Hello everyone,
i’m currently doing the machine learning exercise:
MULTIPLE LINEAR REGRESSION
Introduction to Multiple Linear Regression
with the following code:
import codecademylib3_seaborn
import matplotlib.pyplot as plt
import numpy as np
import pandas as pd
from mpl_toolkits.mplot3d import Axes3D
from sklearn.linear_model import LinearRegression
from sklearn.model_selection import train_test_split
streeteasy = pd.read_csv("https://raw.githubusercontent.com/sonnynomnom/Codecademy-Machine-Learning-Fundamentals/master/StreetEasy/manhattan.csv")
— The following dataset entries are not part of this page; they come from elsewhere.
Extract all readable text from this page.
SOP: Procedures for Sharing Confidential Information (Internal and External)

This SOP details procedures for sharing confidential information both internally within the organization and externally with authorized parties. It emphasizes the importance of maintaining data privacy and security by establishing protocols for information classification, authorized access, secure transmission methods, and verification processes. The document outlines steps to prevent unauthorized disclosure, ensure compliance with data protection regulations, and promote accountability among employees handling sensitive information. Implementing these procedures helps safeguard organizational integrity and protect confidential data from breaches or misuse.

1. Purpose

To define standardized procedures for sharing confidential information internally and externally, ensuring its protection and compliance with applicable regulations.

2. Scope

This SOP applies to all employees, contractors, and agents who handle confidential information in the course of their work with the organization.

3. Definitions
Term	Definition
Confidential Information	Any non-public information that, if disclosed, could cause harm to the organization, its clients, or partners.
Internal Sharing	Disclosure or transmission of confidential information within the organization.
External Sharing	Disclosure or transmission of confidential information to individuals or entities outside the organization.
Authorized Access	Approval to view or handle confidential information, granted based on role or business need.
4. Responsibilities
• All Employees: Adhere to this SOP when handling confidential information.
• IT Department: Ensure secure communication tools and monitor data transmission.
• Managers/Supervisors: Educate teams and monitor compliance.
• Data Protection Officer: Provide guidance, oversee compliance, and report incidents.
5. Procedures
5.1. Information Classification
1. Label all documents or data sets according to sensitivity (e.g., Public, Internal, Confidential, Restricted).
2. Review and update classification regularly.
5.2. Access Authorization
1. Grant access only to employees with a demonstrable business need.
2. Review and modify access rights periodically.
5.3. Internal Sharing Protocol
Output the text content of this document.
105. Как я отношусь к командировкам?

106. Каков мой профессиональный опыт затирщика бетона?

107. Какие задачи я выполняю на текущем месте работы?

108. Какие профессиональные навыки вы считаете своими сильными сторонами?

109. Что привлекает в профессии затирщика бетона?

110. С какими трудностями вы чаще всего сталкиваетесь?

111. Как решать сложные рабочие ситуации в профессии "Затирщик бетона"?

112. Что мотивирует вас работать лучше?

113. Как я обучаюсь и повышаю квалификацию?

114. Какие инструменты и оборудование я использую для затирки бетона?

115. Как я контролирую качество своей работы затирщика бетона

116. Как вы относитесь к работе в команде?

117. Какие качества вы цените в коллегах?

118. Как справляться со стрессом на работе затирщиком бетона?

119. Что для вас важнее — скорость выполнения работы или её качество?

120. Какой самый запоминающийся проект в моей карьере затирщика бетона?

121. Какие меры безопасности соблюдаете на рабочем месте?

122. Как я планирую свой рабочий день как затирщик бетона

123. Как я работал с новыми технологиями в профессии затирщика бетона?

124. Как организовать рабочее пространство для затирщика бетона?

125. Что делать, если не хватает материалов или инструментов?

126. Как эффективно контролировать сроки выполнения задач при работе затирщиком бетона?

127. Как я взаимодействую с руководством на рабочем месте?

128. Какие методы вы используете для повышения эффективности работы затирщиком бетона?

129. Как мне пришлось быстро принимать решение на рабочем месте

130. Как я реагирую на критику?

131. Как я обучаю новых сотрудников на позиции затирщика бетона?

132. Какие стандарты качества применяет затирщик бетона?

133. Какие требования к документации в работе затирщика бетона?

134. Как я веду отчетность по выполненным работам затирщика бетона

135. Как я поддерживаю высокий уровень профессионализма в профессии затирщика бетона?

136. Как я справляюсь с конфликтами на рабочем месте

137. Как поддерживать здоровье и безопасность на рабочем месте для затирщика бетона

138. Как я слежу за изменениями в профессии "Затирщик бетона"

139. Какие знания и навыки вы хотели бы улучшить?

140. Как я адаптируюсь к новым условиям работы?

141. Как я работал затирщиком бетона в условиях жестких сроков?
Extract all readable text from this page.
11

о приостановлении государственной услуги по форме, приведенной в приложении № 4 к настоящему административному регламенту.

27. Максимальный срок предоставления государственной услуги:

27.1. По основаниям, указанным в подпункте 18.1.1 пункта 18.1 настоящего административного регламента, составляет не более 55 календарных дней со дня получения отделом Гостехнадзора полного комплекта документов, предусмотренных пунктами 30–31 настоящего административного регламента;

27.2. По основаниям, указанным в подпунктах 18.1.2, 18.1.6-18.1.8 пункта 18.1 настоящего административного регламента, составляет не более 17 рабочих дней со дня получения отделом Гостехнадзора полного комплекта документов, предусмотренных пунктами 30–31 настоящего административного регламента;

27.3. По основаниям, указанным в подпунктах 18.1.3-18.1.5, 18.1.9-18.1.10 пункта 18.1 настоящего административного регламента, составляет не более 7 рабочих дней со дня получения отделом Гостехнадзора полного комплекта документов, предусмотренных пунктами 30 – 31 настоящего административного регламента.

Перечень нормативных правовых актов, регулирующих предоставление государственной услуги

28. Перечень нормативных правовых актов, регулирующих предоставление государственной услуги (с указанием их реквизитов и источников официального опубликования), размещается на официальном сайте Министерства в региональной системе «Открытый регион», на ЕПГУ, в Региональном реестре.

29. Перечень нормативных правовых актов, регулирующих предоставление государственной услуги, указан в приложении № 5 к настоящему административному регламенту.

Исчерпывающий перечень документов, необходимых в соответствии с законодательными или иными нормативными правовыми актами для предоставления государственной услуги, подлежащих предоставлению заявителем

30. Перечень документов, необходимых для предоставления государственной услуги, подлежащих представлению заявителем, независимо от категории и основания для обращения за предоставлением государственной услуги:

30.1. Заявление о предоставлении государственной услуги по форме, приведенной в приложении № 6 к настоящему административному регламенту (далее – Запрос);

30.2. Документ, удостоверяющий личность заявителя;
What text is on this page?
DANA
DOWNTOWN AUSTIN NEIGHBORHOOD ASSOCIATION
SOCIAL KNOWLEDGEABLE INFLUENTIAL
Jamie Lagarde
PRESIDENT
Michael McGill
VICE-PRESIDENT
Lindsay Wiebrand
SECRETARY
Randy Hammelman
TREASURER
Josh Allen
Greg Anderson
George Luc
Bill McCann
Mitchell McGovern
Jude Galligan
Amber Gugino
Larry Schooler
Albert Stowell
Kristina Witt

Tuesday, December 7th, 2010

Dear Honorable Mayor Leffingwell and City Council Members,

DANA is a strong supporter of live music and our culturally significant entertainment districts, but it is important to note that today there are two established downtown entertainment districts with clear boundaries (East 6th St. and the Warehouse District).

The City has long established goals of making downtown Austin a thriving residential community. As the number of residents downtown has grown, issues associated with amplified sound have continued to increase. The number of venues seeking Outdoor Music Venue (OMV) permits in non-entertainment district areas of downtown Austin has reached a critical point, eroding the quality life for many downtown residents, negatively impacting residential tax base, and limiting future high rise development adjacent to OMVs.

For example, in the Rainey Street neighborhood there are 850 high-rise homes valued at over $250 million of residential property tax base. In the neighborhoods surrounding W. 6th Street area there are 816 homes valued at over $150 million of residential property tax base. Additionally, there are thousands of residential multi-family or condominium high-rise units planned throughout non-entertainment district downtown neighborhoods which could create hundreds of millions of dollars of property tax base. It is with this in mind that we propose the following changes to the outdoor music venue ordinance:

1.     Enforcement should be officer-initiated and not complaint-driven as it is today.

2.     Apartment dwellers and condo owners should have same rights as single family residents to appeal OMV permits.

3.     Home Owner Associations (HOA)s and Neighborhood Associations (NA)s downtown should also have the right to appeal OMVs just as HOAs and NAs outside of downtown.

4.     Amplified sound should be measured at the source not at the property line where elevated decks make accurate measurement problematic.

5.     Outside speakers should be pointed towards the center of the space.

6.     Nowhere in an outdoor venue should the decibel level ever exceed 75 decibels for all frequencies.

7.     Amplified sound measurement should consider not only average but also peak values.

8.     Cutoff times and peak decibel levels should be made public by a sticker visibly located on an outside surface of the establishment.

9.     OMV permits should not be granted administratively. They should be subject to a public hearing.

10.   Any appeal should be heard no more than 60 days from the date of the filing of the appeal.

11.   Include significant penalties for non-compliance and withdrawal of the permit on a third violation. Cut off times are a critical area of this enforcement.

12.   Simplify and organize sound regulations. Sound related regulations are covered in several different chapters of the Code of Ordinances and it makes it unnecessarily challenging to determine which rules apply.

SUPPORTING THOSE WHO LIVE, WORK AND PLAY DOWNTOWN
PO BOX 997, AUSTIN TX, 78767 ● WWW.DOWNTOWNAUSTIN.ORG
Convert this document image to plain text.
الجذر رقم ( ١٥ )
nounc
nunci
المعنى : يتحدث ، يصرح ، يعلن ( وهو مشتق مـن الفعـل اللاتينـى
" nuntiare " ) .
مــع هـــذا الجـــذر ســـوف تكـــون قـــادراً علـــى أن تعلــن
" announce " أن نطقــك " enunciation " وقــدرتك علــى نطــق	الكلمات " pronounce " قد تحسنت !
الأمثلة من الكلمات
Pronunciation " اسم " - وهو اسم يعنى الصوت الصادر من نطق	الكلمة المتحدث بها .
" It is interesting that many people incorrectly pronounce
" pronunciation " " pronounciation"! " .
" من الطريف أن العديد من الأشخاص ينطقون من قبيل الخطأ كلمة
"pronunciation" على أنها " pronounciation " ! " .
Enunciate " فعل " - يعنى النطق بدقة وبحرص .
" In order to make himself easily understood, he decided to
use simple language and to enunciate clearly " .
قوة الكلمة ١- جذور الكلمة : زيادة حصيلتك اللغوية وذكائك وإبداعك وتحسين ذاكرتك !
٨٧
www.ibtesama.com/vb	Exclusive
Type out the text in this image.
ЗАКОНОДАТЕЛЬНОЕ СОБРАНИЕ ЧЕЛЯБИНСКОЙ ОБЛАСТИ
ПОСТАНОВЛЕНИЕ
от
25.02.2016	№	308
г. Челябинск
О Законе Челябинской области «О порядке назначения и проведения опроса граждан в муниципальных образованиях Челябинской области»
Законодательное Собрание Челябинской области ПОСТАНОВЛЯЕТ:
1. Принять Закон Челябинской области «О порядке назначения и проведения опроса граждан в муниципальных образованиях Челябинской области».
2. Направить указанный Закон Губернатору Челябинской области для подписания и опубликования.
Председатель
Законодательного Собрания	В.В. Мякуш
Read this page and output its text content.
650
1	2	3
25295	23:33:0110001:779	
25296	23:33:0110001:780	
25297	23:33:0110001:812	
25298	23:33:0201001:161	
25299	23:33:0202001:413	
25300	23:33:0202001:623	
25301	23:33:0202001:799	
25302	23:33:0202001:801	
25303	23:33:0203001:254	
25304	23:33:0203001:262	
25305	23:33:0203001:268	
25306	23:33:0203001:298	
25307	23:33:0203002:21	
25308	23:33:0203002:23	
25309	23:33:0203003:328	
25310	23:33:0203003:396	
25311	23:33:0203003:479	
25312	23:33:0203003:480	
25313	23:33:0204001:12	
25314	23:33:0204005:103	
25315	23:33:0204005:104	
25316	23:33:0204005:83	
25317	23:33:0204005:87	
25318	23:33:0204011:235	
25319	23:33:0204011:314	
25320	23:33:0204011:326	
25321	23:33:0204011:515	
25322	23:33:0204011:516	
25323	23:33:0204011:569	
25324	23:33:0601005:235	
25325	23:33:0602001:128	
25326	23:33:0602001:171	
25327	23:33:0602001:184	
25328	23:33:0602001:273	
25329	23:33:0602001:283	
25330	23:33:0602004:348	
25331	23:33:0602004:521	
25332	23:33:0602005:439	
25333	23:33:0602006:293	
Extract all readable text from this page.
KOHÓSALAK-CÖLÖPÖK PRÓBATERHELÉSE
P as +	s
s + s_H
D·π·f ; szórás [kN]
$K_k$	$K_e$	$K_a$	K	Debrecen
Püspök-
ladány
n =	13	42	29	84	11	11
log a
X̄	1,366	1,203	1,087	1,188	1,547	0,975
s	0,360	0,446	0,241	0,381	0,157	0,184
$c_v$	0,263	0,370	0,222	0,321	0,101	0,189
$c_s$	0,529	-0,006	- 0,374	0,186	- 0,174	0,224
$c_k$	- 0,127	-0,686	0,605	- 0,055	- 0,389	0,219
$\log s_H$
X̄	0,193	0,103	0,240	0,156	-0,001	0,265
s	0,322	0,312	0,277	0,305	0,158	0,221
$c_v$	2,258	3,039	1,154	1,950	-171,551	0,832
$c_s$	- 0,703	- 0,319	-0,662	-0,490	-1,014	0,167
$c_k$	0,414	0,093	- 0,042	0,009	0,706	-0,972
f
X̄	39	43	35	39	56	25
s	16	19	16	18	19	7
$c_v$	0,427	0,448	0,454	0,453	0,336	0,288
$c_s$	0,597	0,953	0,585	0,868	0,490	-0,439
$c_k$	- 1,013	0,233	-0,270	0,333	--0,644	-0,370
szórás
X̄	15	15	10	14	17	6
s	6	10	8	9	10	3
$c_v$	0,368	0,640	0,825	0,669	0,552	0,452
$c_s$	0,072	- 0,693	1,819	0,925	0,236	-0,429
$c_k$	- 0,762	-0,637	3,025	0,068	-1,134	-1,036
df = pd.DataFrame(streeteasy)
x = df[['size_sqft','building_age_yrs']]
y = df[['rent']]
x_train, x_test, y_train, y_test = train_test_split(x, y, train_size = 0.8, test_size = 0.2, random_state=6)
ols = LinearRegression()
ols.fit(x_train, y_train)
# Plot the figure
fig = plt.figure(1, figsize=(6, 4))
plt.clf()
elev = 43.5
azim = -110
ax = Axes3D(fig, elev=elev, azim=azim)
ax.scatter(x_train[['size_sqft']], x_train[['building_age_yrs']], y_train, c='k', marker='+')
ax.plot_surface(np.array([[0, 0], [4500, 4500]]), np.array([[0, 140], [0, 140]]), ols.predict(np.array([[0, 0, 4500, 4500], [0, 140, 0, 140]]).T).reshape((2, 2)), alpha=.7)
ax.set_xlabel('Size (ft$^2$)')
ax.set_ylabel('Building Age (Years)')
ax.set_zlabel('Rent ($)')
ax.w_xaxis.set_ticklabels([])
ax.w_yaxis.set_ticklabels([])
ax.w_zaxis.set_ticklabels([])
# Add the code below:
plt.show()
I redue all the code in VS code, with that it works for me better to connect the content and play around a bit.
Unfortunately in VS code i receive the following message:
UserWarning: X does not have valid feature names, but LinearRegression was fitted with feature names
warnings.warn(
does someone has an idea how to solve that?